5
votes

I am still thinking on how to translate the recursivity of a Datalog program into SQL, such as

P(x,y) <- Q(x,y).
Q(x,y) <- P(x,z), A(y).

where A/1 is an EDB predicate. This, there is a co-dependency between P and Q. For longer queries, how to solve this problem?

Moreover, is there any system completely implement the translation? If there is, may I know what system or which paper may I refer?

2
The example should be corrected. Note that variable y does not appear in the premises of the second rule, although it is used in the head. Datalog is restricted so that all programs terminate. Are you asking about ways to eliminate recursion to obtain (potentially) a single SQL query equivalent, or are you thinking about implementing recursion in a SQL context, which might be possible (with severe limitations) using stored procedures?hardmath
@hardmath: sorry, typo... thx for the correction. Yes, I would like to implement the recursion in SQL, is it possible?zfm
It is possible, but we are likely limited as to the depth of recursion that can be had directly. For example, MS SQL Server 2008 limits the nesting depth of stored procedure calls to 32. It's probably enough to demonstrate a concept but not for production applications. Note that MS SQL Server does allow for calls to external coded (extended stored procedures) in which the nesting of calls is not monitored.hardmath
You might be interested in an indirect approach to the recursion, in which "datalog" rules are applied repeatedly to infer new consequences, and these can be inserted into one or more tables, until no new deductions are possible.hardmath
@hardmath: that's my idea! where the recursivity will be done on the program, not on the SQL... However, this is still so unmanageable for me if there is a nontrivial dependency...zfm

2 Answers

1
votes

If you adopt an approach of "tabling" previous conclusions and forward-chain reasoning on these to infer new conclusions, no recursive "depth" is required.

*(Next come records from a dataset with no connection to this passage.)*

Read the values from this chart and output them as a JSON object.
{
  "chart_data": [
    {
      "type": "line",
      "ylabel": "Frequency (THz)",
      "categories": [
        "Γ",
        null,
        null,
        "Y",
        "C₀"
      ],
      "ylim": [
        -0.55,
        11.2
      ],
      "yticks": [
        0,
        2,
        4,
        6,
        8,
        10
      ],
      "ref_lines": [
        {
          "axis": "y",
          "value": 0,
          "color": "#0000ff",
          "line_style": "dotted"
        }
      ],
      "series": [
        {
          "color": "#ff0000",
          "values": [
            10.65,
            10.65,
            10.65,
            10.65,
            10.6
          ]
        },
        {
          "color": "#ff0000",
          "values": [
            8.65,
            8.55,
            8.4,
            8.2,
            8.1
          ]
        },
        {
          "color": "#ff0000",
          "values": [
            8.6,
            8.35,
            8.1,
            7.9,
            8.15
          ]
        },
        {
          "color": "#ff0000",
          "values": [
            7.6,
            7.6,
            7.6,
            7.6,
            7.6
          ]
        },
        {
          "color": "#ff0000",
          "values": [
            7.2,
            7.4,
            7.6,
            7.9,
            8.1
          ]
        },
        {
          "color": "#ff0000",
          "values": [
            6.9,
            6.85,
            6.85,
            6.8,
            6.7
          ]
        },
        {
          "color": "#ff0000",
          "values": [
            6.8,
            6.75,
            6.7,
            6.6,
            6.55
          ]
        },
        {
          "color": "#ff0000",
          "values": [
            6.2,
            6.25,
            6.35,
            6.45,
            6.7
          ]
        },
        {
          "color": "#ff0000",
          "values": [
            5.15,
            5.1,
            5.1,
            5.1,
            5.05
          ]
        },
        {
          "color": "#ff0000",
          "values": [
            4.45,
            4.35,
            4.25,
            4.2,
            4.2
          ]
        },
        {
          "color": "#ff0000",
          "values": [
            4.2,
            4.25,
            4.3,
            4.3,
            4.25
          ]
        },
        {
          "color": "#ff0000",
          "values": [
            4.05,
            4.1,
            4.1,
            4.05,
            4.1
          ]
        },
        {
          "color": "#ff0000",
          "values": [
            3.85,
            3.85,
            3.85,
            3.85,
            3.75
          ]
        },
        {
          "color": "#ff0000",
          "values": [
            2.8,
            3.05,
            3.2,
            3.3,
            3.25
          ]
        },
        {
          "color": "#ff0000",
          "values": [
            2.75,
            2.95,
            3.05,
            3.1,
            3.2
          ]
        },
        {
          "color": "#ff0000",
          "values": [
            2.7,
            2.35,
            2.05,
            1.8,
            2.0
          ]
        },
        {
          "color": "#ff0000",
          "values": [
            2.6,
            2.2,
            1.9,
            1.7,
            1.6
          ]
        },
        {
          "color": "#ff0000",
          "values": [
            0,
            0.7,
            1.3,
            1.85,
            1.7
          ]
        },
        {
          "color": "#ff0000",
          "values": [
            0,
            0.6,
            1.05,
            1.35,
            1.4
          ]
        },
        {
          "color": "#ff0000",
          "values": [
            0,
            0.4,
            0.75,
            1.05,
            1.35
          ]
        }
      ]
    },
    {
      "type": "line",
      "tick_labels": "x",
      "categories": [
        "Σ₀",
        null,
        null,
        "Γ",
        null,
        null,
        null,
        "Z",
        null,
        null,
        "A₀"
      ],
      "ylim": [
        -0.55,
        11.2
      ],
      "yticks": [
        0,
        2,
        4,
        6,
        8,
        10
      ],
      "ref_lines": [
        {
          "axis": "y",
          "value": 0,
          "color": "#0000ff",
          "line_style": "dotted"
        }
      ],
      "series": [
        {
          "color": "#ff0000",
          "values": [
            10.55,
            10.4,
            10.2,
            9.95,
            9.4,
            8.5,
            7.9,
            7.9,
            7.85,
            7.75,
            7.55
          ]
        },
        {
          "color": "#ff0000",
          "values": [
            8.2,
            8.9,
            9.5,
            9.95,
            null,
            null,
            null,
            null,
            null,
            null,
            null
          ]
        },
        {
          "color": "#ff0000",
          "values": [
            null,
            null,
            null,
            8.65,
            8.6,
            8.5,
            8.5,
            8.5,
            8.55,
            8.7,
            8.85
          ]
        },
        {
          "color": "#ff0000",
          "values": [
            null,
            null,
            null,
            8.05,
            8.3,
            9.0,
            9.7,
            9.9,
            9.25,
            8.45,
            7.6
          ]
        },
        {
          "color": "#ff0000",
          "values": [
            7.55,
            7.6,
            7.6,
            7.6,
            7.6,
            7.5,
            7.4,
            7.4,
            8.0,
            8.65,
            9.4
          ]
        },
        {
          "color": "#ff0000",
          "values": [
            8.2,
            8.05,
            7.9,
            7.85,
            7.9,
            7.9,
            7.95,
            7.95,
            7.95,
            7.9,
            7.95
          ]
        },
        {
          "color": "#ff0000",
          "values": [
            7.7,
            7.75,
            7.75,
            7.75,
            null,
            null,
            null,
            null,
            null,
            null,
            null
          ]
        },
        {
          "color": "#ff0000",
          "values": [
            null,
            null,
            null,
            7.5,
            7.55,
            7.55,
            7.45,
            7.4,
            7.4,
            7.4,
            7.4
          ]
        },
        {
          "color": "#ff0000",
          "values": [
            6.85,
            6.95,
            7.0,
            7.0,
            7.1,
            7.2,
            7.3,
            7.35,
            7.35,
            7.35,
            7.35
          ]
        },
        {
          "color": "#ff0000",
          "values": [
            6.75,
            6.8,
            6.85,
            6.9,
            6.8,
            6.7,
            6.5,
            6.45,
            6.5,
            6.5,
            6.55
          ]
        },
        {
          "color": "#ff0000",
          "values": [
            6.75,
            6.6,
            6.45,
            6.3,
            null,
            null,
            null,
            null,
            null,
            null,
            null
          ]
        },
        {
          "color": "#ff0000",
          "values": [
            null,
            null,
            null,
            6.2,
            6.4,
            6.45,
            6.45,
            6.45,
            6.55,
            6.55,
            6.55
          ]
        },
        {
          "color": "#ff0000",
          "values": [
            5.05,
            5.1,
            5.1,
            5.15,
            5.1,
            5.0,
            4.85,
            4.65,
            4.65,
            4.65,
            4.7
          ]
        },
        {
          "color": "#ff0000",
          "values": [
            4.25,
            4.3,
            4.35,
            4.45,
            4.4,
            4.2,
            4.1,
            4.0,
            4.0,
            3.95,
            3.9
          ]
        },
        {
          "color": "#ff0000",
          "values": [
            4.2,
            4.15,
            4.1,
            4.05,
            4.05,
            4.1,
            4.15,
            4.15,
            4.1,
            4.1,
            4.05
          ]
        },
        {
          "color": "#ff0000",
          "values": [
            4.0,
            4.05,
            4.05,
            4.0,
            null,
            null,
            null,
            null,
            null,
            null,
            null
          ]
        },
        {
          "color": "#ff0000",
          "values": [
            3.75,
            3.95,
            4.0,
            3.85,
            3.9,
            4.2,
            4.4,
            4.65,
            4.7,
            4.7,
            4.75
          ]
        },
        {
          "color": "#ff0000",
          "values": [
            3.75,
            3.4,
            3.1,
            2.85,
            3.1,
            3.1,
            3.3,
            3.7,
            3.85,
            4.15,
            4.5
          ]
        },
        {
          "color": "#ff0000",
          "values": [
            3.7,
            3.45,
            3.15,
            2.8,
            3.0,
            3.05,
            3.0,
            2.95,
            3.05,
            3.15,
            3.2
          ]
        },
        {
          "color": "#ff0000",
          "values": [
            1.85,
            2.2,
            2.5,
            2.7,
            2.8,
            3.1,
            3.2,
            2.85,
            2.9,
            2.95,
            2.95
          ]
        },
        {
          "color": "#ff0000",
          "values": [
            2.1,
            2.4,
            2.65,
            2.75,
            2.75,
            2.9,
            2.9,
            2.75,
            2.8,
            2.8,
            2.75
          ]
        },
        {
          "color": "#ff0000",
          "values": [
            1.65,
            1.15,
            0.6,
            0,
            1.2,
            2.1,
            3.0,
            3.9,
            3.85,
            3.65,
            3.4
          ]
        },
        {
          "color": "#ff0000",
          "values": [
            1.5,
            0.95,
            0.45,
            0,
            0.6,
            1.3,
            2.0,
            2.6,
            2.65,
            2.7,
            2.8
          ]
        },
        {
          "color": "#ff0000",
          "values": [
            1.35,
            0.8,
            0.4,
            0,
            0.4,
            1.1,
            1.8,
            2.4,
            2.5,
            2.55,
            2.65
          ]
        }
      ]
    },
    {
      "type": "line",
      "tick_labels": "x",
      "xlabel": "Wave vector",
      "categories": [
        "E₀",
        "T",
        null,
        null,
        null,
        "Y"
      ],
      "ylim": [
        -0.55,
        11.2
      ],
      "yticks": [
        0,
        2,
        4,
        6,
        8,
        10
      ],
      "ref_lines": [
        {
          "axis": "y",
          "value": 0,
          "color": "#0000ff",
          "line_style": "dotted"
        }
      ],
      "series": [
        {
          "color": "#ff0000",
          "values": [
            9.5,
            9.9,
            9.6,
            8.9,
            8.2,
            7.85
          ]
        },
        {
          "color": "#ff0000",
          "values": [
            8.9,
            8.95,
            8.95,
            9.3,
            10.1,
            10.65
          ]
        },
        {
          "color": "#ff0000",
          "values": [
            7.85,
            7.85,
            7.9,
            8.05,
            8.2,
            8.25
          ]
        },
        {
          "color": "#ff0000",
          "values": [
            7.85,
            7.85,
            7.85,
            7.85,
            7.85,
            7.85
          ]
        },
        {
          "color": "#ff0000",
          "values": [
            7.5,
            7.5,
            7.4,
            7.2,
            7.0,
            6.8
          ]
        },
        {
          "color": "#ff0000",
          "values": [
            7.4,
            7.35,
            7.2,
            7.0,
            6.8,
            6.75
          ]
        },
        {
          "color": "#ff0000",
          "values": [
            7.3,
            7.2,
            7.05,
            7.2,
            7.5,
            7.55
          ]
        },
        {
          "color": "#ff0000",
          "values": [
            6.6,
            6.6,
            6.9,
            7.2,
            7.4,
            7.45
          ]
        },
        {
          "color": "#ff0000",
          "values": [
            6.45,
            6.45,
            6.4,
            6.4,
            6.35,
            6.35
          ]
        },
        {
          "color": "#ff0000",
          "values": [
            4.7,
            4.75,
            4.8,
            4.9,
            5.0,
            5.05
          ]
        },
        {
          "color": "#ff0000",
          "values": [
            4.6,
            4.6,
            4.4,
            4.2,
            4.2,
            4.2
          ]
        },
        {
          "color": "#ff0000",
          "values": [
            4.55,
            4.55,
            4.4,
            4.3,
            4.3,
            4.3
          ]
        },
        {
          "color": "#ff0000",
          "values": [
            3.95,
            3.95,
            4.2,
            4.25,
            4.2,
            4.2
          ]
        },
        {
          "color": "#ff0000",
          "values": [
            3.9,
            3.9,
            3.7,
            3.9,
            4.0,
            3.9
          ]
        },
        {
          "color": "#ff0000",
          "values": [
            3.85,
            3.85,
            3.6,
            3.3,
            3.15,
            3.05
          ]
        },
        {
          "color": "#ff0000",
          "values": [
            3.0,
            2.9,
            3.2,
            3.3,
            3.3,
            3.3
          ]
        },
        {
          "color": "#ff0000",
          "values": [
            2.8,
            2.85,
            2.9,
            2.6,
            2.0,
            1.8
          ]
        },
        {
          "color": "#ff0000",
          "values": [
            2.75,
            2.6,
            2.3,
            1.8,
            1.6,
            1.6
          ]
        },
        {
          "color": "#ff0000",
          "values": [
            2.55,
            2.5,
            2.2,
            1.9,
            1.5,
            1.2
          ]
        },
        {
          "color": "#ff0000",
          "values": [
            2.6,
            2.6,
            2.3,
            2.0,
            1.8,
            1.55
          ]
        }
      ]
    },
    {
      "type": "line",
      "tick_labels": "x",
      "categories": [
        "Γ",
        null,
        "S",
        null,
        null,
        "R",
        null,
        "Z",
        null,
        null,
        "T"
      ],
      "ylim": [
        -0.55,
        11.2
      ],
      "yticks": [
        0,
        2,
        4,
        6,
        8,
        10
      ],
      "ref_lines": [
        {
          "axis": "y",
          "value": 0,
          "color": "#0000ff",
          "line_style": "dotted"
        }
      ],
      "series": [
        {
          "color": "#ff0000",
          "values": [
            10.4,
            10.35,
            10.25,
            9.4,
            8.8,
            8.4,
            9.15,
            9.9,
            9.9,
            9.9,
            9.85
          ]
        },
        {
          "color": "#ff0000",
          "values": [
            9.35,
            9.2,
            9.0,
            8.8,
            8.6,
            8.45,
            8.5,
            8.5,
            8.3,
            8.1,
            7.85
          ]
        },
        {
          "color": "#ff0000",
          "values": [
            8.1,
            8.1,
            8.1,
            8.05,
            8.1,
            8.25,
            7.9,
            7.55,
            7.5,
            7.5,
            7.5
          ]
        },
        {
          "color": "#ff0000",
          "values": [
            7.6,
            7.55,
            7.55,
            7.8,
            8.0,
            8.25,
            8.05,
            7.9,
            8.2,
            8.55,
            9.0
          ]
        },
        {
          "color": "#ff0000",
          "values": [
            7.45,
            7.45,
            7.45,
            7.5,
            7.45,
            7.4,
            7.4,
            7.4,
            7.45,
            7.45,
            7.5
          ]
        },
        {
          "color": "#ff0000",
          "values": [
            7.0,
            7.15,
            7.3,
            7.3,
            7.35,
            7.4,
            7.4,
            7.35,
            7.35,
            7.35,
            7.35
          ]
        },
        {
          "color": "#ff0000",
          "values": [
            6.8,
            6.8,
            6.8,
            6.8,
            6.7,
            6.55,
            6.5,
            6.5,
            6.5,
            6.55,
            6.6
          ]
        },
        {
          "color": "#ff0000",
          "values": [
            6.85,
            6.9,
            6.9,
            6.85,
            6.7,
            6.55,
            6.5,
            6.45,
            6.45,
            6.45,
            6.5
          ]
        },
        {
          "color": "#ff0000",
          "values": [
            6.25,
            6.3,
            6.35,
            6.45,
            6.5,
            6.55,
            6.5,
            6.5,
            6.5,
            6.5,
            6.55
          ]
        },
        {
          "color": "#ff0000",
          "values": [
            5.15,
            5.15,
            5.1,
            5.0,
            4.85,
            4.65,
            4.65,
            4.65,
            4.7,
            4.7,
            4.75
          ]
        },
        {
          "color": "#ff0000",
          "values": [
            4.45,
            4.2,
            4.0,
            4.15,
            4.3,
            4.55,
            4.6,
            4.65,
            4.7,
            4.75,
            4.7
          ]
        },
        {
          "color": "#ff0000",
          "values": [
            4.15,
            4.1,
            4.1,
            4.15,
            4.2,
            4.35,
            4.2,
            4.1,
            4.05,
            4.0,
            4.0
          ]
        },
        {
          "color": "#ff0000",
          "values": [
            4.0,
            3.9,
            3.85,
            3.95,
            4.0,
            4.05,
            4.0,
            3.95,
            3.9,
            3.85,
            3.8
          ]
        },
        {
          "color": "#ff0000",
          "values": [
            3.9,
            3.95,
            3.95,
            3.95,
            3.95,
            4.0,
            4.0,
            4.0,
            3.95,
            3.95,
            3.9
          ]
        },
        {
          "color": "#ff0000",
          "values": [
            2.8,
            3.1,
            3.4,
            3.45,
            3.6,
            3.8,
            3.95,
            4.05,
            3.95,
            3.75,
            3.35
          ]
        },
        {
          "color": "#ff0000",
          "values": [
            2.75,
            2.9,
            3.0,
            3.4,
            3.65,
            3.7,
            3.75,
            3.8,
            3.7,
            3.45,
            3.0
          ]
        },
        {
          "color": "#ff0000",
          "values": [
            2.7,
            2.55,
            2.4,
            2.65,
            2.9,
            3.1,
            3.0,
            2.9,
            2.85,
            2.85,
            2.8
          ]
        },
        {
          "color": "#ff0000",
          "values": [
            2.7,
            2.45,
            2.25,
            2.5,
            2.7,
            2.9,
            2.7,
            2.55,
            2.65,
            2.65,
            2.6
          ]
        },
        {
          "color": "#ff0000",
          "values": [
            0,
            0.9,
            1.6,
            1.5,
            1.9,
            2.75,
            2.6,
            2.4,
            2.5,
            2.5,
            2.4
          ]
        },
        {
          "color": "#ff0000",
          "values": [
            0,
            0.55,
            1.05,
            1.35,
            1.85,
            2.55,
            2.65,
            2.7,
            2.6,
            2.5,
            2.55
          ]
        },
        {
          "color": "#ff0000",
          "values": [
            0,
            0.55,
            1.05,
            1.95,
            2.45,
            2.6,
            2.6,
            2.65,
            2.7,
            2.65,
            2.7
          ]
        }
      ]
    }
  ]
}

Bear in mind that Datalog requires some restrictions on rules and variable that assure finite termination and hence finitely many conclusions. Variables must have a finite range of possible values, for example.

Let's assume your example refers to constants rather than to variables:

P(x,y) <- Q(x,y).
Q(x,y) <- P(x,z), A(y).

One wrinkle is that you want A/1 to be implemented as an extended stored procedure or external code. For that I would propose tabling all the results of calling A on all possible arguments (finitely many). These are after all among the conclusions (provable statements) of your system.

Once that is done the forward-chaining inference proceeds iteratively rather than recursively. At each step consider each rule, applying it with premises (right-hand sides) that are previously obtained (tabled) conclusions if it produces a new conclusion. If no rule produces a new conclusion in the current step, halt. The proof procedure is complete.

In your example the proofs stop after all the A facts are adduced, because there are no conclusions sufficient to apply either rule to get new conclusions.

0
votes

A possible approach is to use recursive CTEs in SQL, which provide the power of transitive closure. Relational algebra + transitive closure = Datalog.